In standard “make the change easy, then make the easy change” fashion, feature branches mean that preparatory work such as refactoring should probably be in separate commits in the same branch as the actual feature. These commits should not be squashed when merging, since that makes reverts extremely painful.

Process

  1. Work starts when creating the branch1. This can be signalled by implementing a create-feature-branch Git alias. This alias would take just the ticket ID, then perform something like the following process:
    1. Download the ticket metadata. If it’s not in the “ready” state, either warn the user or abort, depending on the state and how strict you want to be with the process. For example, it’s probably not expected that a cancelled ticket moves into “in progress”, so any such attempt can probably be assumed to be a typo.
    2. Create a slug containing the ticket title and ID, in such a way that it’s easy to programmatically extract the ID from the slug. For example, a ticket with a title of “Alert on excess CPU use” and ID of “1234” might get a slug of “alert-on-excess-cpu-use-1234”.
    3. Create a branch with the name of the slug. As in, git branch SLUG DEFAULT_REMOTE/DEFAULT_BRANCH.
    4. Change to the new branch.
    5. Call the ticketing system API to change the ticket state to “in progress”.
  2. Create a draft merge request when pushing the first time.
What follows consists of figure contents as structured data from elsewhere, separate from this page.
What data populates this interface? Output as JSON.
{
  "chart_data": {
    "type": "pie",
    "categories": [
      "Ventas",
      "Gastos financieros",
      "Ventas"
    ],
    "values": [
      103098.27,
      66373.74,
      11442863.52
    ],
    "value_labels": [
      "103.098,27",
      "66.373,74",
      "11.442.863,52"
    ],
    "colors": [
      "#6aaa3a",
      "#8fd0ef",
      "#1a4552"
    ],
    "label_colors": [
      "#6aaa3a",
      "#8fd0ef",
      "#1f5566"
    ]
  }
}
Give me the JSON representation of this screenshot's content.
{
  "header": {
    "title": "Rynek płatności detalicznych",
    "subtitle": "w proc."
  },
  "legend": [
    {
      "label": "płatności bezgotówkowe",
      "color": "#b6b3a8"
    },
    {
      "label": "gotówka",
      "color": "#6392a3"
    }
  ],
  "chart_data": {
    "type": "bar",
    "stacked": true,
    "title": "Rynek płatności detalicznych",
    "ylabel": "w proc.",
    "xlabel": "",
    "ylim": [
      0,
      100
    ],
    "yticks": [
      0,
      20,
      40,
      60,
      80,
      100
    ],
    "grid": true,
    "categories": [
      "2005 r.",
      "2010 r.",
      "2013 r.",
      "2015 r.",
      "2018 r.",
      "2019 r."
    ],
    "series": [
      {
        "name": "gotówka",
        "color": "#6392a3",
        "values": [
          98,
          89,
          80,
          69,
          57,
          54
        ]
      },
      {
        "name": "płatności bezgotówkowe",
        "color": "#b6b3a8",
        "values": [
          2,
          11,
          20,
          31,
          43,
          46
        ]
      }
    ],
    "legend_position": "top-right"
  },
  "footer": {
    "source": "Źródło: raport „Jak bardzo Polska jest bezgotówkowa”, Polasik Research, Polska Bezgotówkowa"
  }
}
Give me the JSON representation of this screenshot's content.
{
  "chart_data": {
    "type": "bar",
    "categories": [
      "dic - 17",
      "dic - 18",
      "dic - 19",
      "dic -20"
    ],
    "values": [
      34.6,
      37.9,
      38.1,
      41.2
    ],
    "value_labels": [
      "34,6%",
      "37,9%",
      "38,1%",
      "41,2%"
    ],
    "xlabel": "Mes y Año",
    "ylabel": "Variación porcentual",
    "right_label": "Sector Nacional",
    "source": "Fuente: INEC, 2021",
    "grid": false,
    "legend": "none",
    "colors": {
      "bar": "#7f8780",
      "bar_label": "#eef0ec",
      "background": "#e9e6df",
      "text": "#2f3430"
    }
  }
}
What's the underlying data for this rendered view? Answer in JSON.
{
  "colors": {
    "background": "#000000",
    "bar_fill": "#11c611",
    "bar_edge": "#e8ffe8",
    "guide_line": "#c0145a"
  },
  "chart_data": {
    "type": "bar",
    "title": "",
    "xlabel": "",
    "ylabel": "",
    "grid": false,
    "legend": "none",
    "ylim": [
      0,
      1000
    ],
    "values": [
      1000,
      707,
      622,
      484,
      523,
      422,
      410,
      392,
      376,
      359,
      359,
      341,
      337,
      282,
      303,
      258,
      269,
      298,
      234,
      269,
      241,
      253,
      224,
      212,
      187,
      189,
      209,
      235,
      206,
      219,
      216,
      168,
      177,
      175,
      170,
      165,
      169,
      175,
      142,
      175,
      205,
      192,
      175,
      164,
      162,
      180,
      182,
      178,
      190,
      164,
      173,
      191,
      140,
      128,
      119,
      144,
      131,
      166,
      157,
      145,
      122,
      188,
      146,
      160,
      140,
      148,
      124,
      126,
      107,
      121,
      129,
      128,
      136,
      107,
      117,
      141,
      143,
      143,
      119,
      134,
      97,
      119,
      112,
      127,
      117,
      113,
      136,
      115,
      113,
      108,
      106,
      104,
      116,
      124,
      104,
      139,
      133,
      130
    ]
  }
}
This could use the name of the ticket as the title. This shows how work is progressing, and should give the right idea about the fact that the branch is not ready to base other work on, because the commit history may change. Signalling that the history might change encourages atomic commits (as opposed to fix-up commits for linting issues) and a clean history through rebasing onto the target branch rather than merging from it.
  3. Move the ticket to “in review” when a merge request is no longer in draft, and/or when deployed to a user acceptance environment.
  4. Move the ticket to “in production” (often called “done”, which is misleading) when it’s been deployed to production.
  5. Move the ticket to “in use” when log monitors detect that the relevant code has been triggered.
  6. Move the ticket to “cancelled” if the branch is deleted before merging.
  7. Create a new ticket to remove the functionality when log monitors detect that the relevant code has not been triggered for a Long Time™. This might be too much work, but for a complex system it could be one way to keep the maintenance burden manageable.
  1. It might be simpler to implement a server-side hook to set the state to “in progress” when someone first pushes a branch with a ticket ID, but that pushes a lot of information-gathering much later into the process. Part of the appeal of the process above is that information is updated ASAP.